Heather Stancl and Natalia von Reitzenstein will do research in pursuit of doctoral degrees in civil and environmental engineering from the Ira A. Fulton Schools of Engineering with support from professional organizations in their fields.

Von Reitzenstein received a National Water Research Institute Fellowship providing $5,000 each year for two years.

Stancl won a $2,500 scholarship from the WateReuse Arizona organization.

Von Reitzenstein is developing a novel electrospun fiber that can be used for water treatment.

Electrospinning is a methods commonly used for in materials science and biomedical engineering to produce conductive textiles and tissue scaffolding.

“Basically I’m making a new kind of fiber that will improve water treatment by increasing efficiency and reducing costs,” she said. “What’s cool about this idea is that electrospun fibers have a much higher surface-area-to-volume ratio that the conventional ion exchange beads now used for water treatment.”

After earning her degree, she hopes to continue the work at a research university as well as develop new methods for learning engineering that will “get students more interested and invested in this field,” Hoogesteijn said.

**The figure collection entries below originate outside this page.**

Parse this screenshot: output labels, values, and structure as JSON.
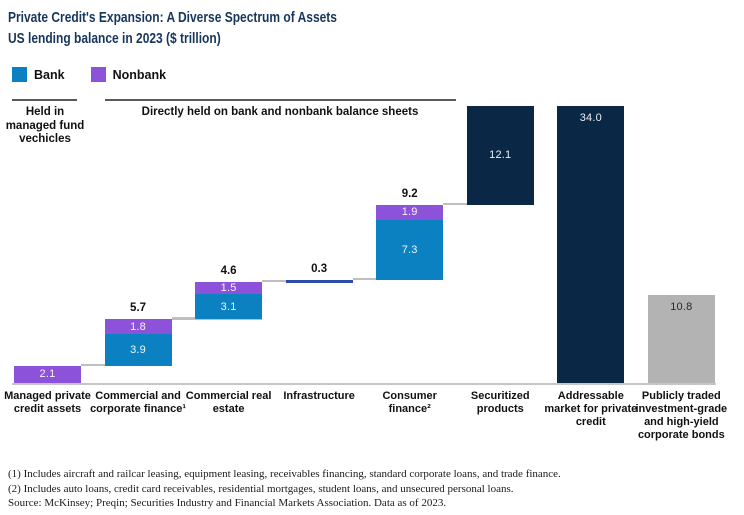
{
  "header": {
    "title": "Private Credit's Expansion: A Diverse Spectrum of Assets",
    "subtitle": "US lending balance in 2023 ($ trillion)"
  },
  "legend": {
    "items": [
      {
        "label": "Bank",
        "color_key": "bank"
      },
      {
        "label": "Nonbank",
        "color_key": "nonbank"
      }
    ]
  },
  "group_headers": [
    {
      "label": "Held in managed fund vechicles"
    },
    {
      "label": "Directly held on bank and nonbank balance sheets"
    }
  ],
  "colors": {
    "bank": "#0b81c2",
    "nonbank": "#8c52da",
    "navy": "#0a2845",
    "neutral_gray": "#b3b3b3",
    "infrastructure_blend": "#2f4ba8",
    "connector": "#bfbfbf",
    "title_navy": "#17365c"
  },
  "chart_data": {
    "type": "bar",
    "subtype": "stacked-waterfall",
    "title": "US lending balance in 2023",
    "unit": "$ trillion",
    "ylim": [
      0,
      34
    ],
    "legend_position": "top-left",
    "categories": [
      "Managed private credit assets",
      "Commercial and corporate finance¹",
      "Commercial real estate",
      "Infrastructure",
      "Consumer finance²",
      "Securitized products",
      "Addressable market for private credit",
      "Publicly traded investment-grade and high-yield corporate bonds"
    ],
    "bars": [
      {
        "start": 0,
        "total": 2.1,
        "total_label": "",
        "segments": [
          {
            "series": "Nonbank",
            "value": 2.1,
            "label": "2.1",
            "color_key": "nonbank"
          }
        ]
      },
      {
        "start": 2.1,
        "total": 5.7,
        "total_label": "5.7",
        "segments": [
          {
            "series": "Bank",
            "value": 3.9,
            "label": "3.9",
            "color_key": "bank"
          },
          {
            "series": "Nonbank",
            "value": 1.8,
            "label": "1.8",
            "color_key": "nonbank"
          }
        ]
      },
      {
        "start": 7.8,
        "total": 4.6,
        "total_label": "4.6",
        "segments": [
          {
            "series": "Bank",
            "value": 3.1,
            "label": "3.1",
            "color_key": "bank"
          },
          {
            "series": "Nonbank",
            "value": 1.5,
            "label": "1.5",
            "color_key": "nonbank"
          }
        ]
      },
      {
        "start": 12.4,
        "total": 0.3,
        "total_label": "0.3",
        "segments": [
          {
            "series": "Bank + Nonbank",
            "value": 0.3,
            "label": "",
            "color_key": "infrastructure_blend"
          }
        ]
      },
      {
        "start": 12.7,
        "total": 9.2,
        "total_label": "9.2",
        "segments": [
          {
            "series": "Bank",
            "value": 7.3,
            "label": "7.3",
            "color_key": "bank"
          },
          {
            "series": "Nonbank",
            "value": 1.9,
            "label": "1.9",
            "color_key": "nonbank"
          }
        ]
      },
      {
        "start": 21.9,
        "total": 12.1,
        "total_label": "",
        "segments": [
          {
            "series": "Total",
            "value": 12.1,
            "label": "12.1",
            "color_key": "navy"
          }
        ]
      },
      {
        "start": 0,
        "total": 34.0,
        "total_label": "",
        "segments": [
          {
            "series": "Total",
            "value": 34.0,
            "label": "34.0",
            "color_key": "navy",
            "label_pos": "top"
          }
        ]
      },
      {
        "start": 0,
        "total": 10.8,
        "total_label": "",
        "segments": [
          {
            "series": "Total",
            "value": 10.8,
            "label": "10.8",
            "color_key": "neutral_gray",
            "label_pos": "top",
            "label_dark": true
          }
        ]
      }
    ],
    "connectors_after": [
      0,
      1,
      2,
      3,
      4
    ]
  },
  "footnotes": [
    "(1) Includes aircraft and railcar leasing, equipment leasing, receivables financing, standard corporate loans, and trade finance.",
    "(2) Includes auto loans, credit card receivables, residential mortgages, student loans, and unsecured personal loans.",
    "Source: McKinsey; Preqin; Securities Industry and Financial Markets Association. Data as of 2023."
  ]
}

Her research advisor is Paul Westerhoff, a professor in the School of Sustainable Engineering and the Built Environment.

Stancl is using novel nanotechnologies to find solutions to contamination of drinking water. Specifically, she’s exploring ways to remove nitrates from water systems.

The decontamination method she is developing also promises to be effective in removing pesticides and other toxic materials, she said.

“Research to find a successful way to remove nitrate from water involves fundamental chemistry, materials science, engineering and physics,” Stancl explained. “The goal is a product that can be implemented at low cost and require a low amount of energy while removing contaminants that pose a risk to human health.”

Her career aspiration is to “provide a means for implementing access to safe water on a global scale.”

Stancl’s research advisors are Westerhoff and Kiril Hristovki, an assistant professor in the engineering programs in the Polytechnic School.